BirdCLEF 2025 Data Preprocessing Notebook¶
This notebook demonstrates a complete pipeline for transforming raw audio into mel-spectrograms suitable for 2D CNN training:
Configuration:
- Toggle debug mode and set paths for input/output.
- Define audio sampling and mel-spectrogram parameters.
Data Loading:
- Read taxonomy and training metadata CSVs.
- Map species labels to integer targets.
Filepath Setup:
- Construct full paths to audio files.
Spectrogram Preprocessing:
- Precompute mel filterbank and apply STFT.
- Handle NaNs, padding, and central cropping.
- Normalize to [0,1] range (min-max).
Parallel Processing:
- Leverage Joblib to accelerate per-file mel-spectrogram generation.
Saving & Reloading:
- Save processed spectrograms to an NPY file (with optional
debug_
prefix). - Load existing data to skip recomputation.

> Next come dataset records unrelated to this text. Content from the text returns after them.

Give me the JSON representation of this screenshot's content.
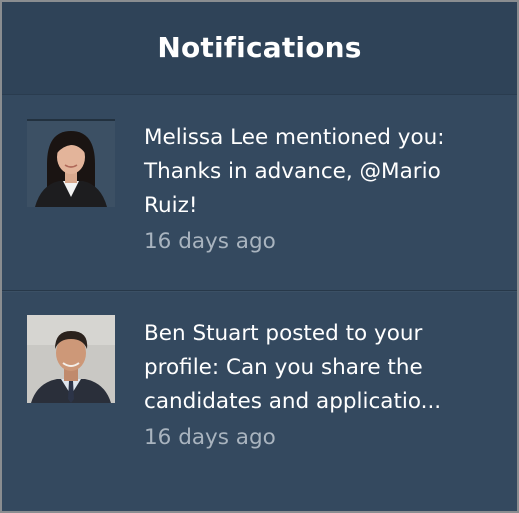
{
  "header": {
    "title": "Notifications"
  },
  "notifications": [
    {
      "lines": [
        "Melissa Lee mentioned you:",
        "Thanks in advance, @Mario",
        "Ruiz!"
      ],
      "time": "16 days ago",
      "avatar_icon": "person-avatar-woman"
    },
    {
      "lines": [
        "Ben Stuart posted to your",
        "profile: Can you share the",
        "candidates and applicatio..."
      ],
      "time": "16 days ago",
      "avatar_icon": "person-avatar-man"
    }
  ],
  "colors": {
    "panel_bg": "#34495f",
    "header_bg": "#2f4358",
    "text_primary": "#ffffff",
    "text_secondary": "#a9b4bf"
  }
}
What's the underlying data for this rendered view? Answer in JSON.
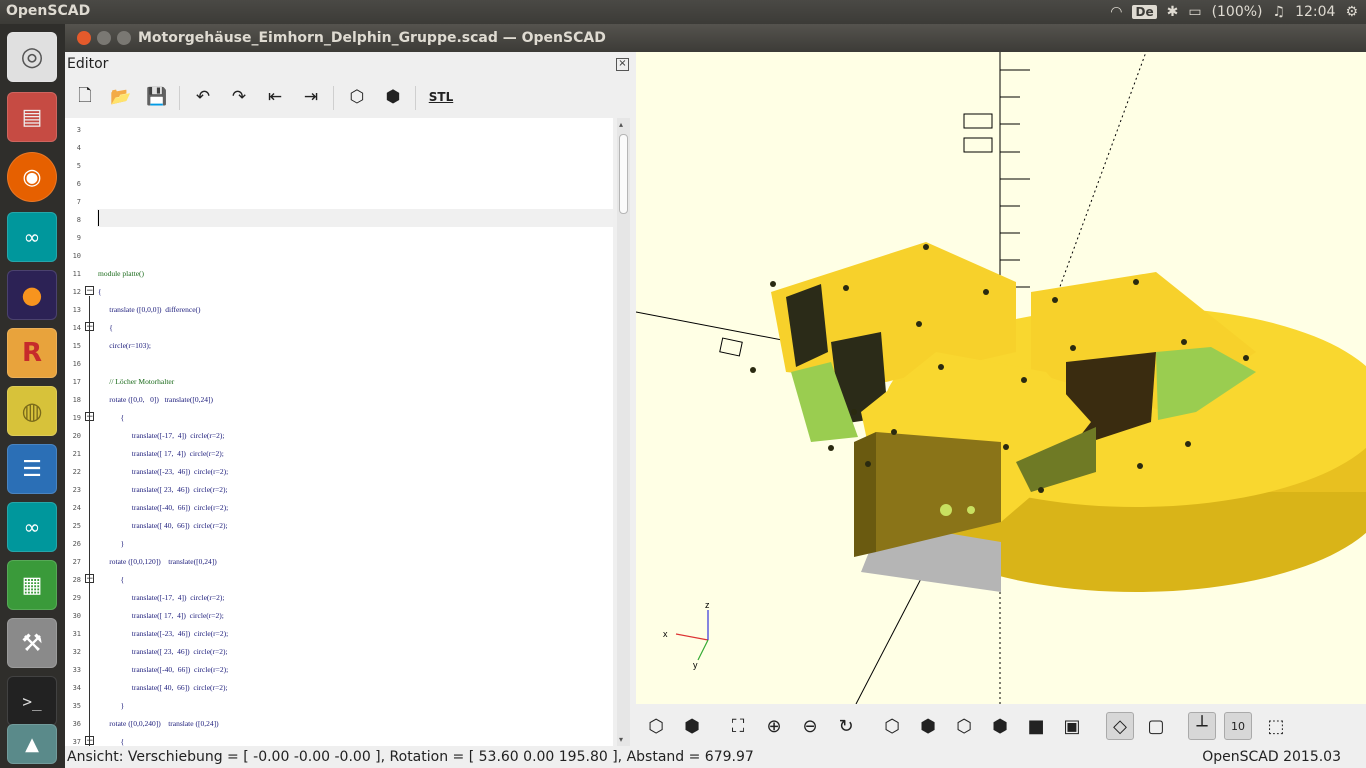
{
  "topbar": {
    "app_name": "OpenSCAD",
    "keyboard": "De",
    "battery": "(100%)",
    "clock": "12:04"
  },
  "window": {
    "title": "Motorgehäuse_Eimhorn_Delphin_Gruppe.scad — OpenSCAD"
  },
  "editor": {
    "title": "Editor",
    "toolbar": {
      "stl_label": "STL"
    },
    "lines": [
      {
        "n": "3",
        "t": ""
      },
      {
        "n": "4",
        "t": ""
      },
      {
        "n": "5",
        "t": ""
      },
      {
        "n": "6",
        "t": ""
      },
      {
        "n": "7",
        "t": ""
      },
      {
        "n": "8",
        "t": ""
      },
      {
        "n": "9",
        "t": ""
      },
      {
        "n": "10",
        "t": ""
      },
      {
        "n": "11",
        "t": "module platte()"
      },
      {
        "n": "12",
        "t": "{",
        "fold": "−"
      },
      {
        "n": "13",
        "t": "      translate ([0,0,0])  difference()"
      },
      {
        "n": "14",
        "t": "      {",
        "fold": "−"
      },
      {
        "n": "15",
        "t": "      circle(r=103);"
      },
      {
        "n": "16",
        "t": ""
      },
      {
        "n": "17",
        "t": "      // Löcher Motorhalter"
      },
      {
        "n": "18",
        "t": "      rotate ([0,0,   0])   translate([0,24])"
      },
      {
        "n": "19",
        "t": "            {",
        "fold": "−"
      },
      {
        "n": "20",
        "t": "                  translate([-17,  4])  circle(r=2);"
      },
      {
        "n": "21",
        "t": "                  translate([ 17,  4])  circle(r=2);"
      },
      {
        "n": "22",
        "t": "                  translate([-23,  46])  circle(r=2);"
      },
      {
        "n": "23",
        "t": "                  translate([ 23,  46])  circle(r=2);"
      },
      {
        "n": "24",
        "t": "                  translate([-40,  66])  circle(r=2);"
      },
      {
        "n": "25",
        "t": "                  translate([ 40,  66])  circle(r=2);"
      },
      {
        "n": "26",
        "t": "            }"
      },
      {
        "n": "27",
        "t": "      rotate ([0,0,120])    translate([0,24])"
      },
      {
        "n": "28",
        "t": "            {",
        "fold": "−"
      },
      {
        "n": "29",
        "t": "                  translate([-17,  4])  circle(r=2);"
      },
      {
        "n": "30",
        "t": "                  translate([ 17,  4])  circle(r=2);"
      },
      {
        "n": "31",
        "t": "                  translate([-23,  46])  circle(r=2);"
      },
      {
        "n": "32",
        "t": "                  translate([ 23,  46])  circle(r=2);"
      },
      {
        "n": "33",
        "t": "                  translate([-40,  66])  circle(r=2);"
      },
      {
        "n": "34",
        "t": "                  translate([ 40,  66])  circle(r=2);"
      },
      {
        "n": "35",
        "t": "            }"
      },
      {
        "n": "36",
        "t": "      rotate ([0,0,240])    translate ([0,24])"
      },
      {
        "n": "37",
        "t": "            {",
        "fold": "−"
      }
    ]
  },
  "viewport": {
    "axis_labels": {
      "x": "x",
      "y": "y",
      "z": "z"
    },
    "zoom_badge": "10"
  },
  "status": {
    "left": "Ansicht: Verschiebung = [ -0.00 -0.00 -0.00 ], Rotation = [ 53.60 0.00 195.80 ], Abstand = 679.97",
    "right": "OpenSCAD 2015.03"
  },
  "colors": {
    "model_top": "#f9d72f",
    "model_side": "#e8c020",
    "cutaway": "#9acd50",
    "viewport_bg": "#ffffe5"
  }
}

- Save processed spectrograms to an NPY file (with optional
Visualization:
- Display a grid of sample mel-spectrograms with class labels.
Run in debug mode for a quick sanity check or full mode for complete preprocessing.
You can find the transformed files here: team gdrive
In [1]:
import cv2
import math
import time
import librosa
import pandas as pd
import numpy as np
from tqdm.notebook import tqdm
from pathlib import Path
import matplotlib.pyplot as plt
from joblib import Parallel, delayed
import warnings
warnings.filterwarnings("ignore")
In [ ]:
class Config:
"""
A configuration class that holds various parameters for audio processing,
data handling, and model training/inference.
Attributes:
DEBUG_MODE (bool): Flag to enable or disable debug mode.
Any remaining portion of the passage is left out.